A conversão A/D e a interpretação do número obtido (no intervalo de 0 a 1023) como temperatura é feita pelo PIC12F675. O sinal analógico do amplificador é conectado à entrada analógica AN2 (GPIO2).

Tendo sido determinado a temperatura, esta é codificada em NRZ (non return to zero) e enviada para a saída digital GPIO4. A tensão de referência de 2.5V foi produzida com um divisor de tensão usando dois resistores de 10K e esta foi ligada à entrada analógica AN1 (GPIO1) do PIC.

A saída serial produzida pelo pino GPIO4 foi condicionada aos níveis requeridos pela RS232 por um transístor PNP. Por sua vez, a saída deste conversor de níveis foi ligado à linha RX da RS-232.

Opcionalmente, um LED pode ser ligado à saída GPIO5 do PIC via resistor de 330 Ohms. Este tem por objetivo apenas acusar o funcionamento contínuo do circuito por meio de piscadas breves.

Dependendo do consumo do LED, pode ser proibitivo manté-lo aceso por muito tempo. Por isso fazemos o LED piscar por apenas 2.25ms (como?), o que basta para confirmar o funcionamento.

Para desenhar o esquema elétrico (Figura 2) e o layout da placa de circuito impresso (Figura 3 e Figura 3) usamos o excelente software kicad.

Os componentes

O software

Conclusões

O circuito proposto atende a todos os requisitos estabelecidos, mas ainda se pode perguntar se não é possível simplificá-lo ainda mais. A resposta é afirmativa. De fato, o próprio PIC pode ser usado como termômetro, sem mesmo necessitar do conversor A/D, mas eu ainda não tentei fazer isso.

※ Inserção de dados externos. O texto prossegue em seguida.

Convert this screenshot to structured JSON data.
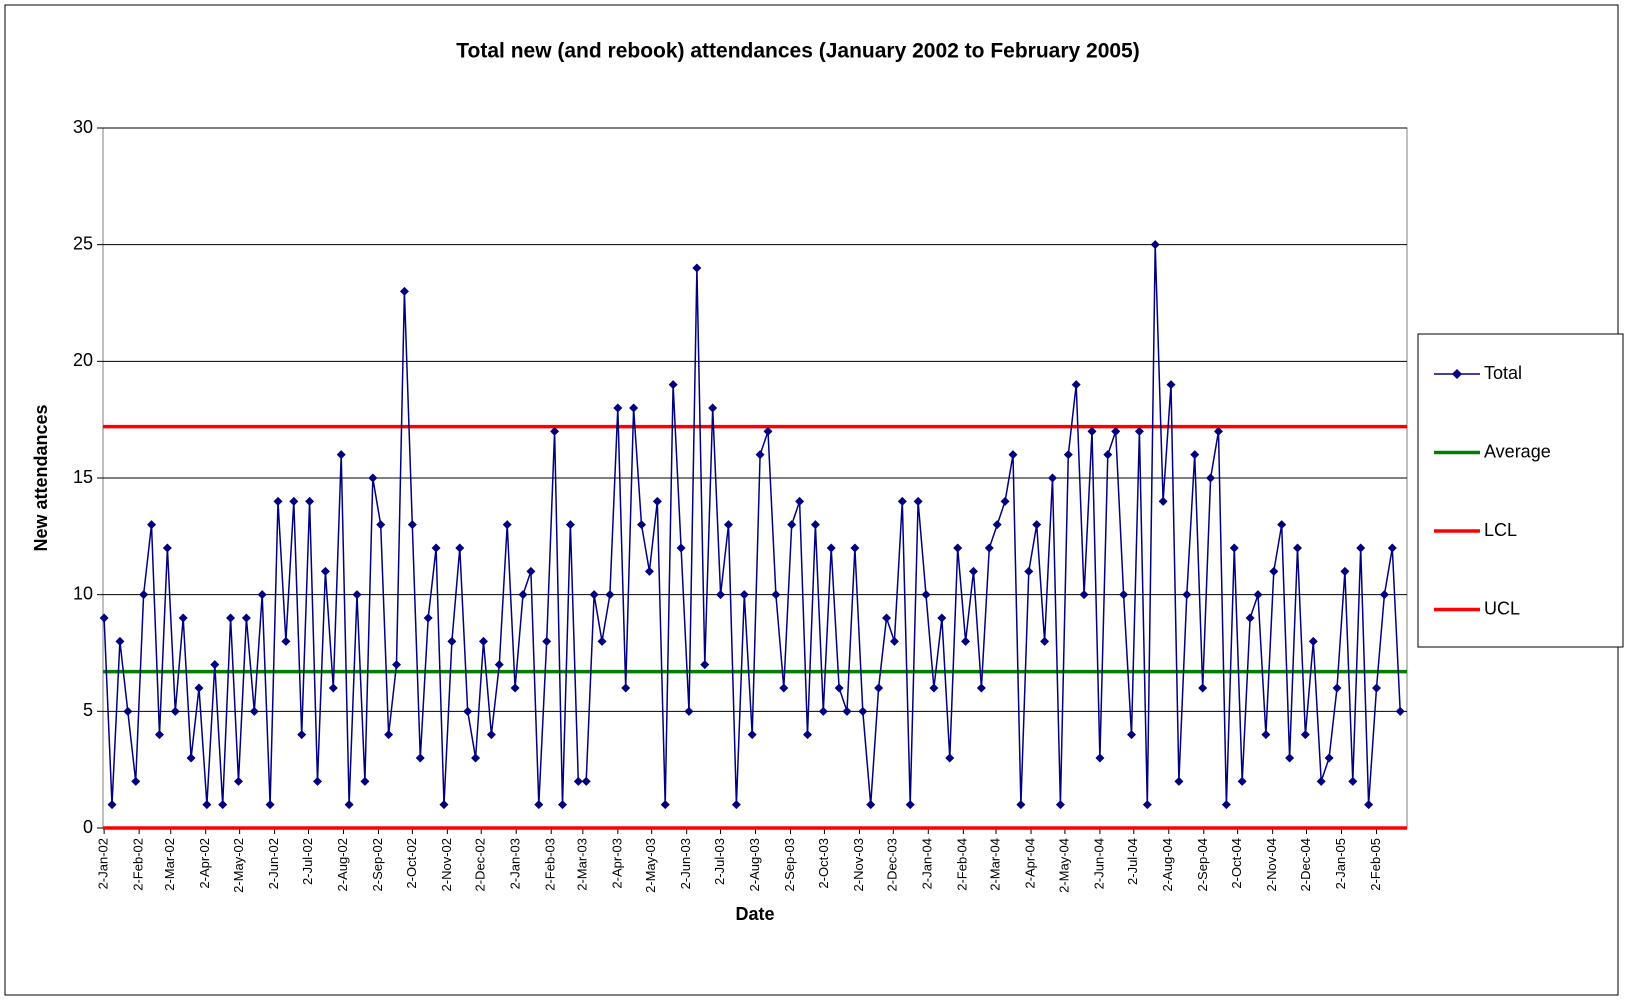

Ao invés de usar um sensor analógico, poderiamos ter empregado um sensor digital, como o Maxim/Dallas DS18B20, dispensando todos os componentes analógicos relacionados com o sensor.

No entanto, todos os sensores desse tipo que pude encontrar custavam mais caro do que todo este projeto tal como está, sem apresentar benefícios adicionais.

É muito fácil modificar o circuito para permitir chegar ao fundo de escala de -55°C do sensor, bastando para isso que tensão terra de referência do LM35 seja maior ou igual a 0.550V (e inferior a 1V), mas devido a largura da escala isso irá reduzir a temperatura máxima para 47.5°C.

Por outro lado, baixando o terra de referência, podemos elevar a temperatura máxima até 65.5°C, mas este é um limite do software. Para superar esse limite, será preciso representar a temperatura com mais do que 16bits, ou então dividir a temperatura por 10, podendo assim chegar aos 150°C do sensor.

O comprimento da escala é determinado pela resolução do conversor A/D, pelo ganho do amplificador e pela tensão de referência escolhidas. A resolução é fixa em 10 bits, mas a tensão de referência pode variar entre 2.1V e 4.6V e o ganho também pode variar bastante, o que dá uma certa flexibilidade na determinação da escala. Neste projeto, com os valores escolhidos, temos um comprimento de 102.5°C.

Um projeto que permita não apenas medir, mas registrar as temperaturas em determinados instantes de tempo permitem realizar outras coisas além de simplesmente observar e ficar informado acerca de um valor particular dessa grandeza física em determinado local.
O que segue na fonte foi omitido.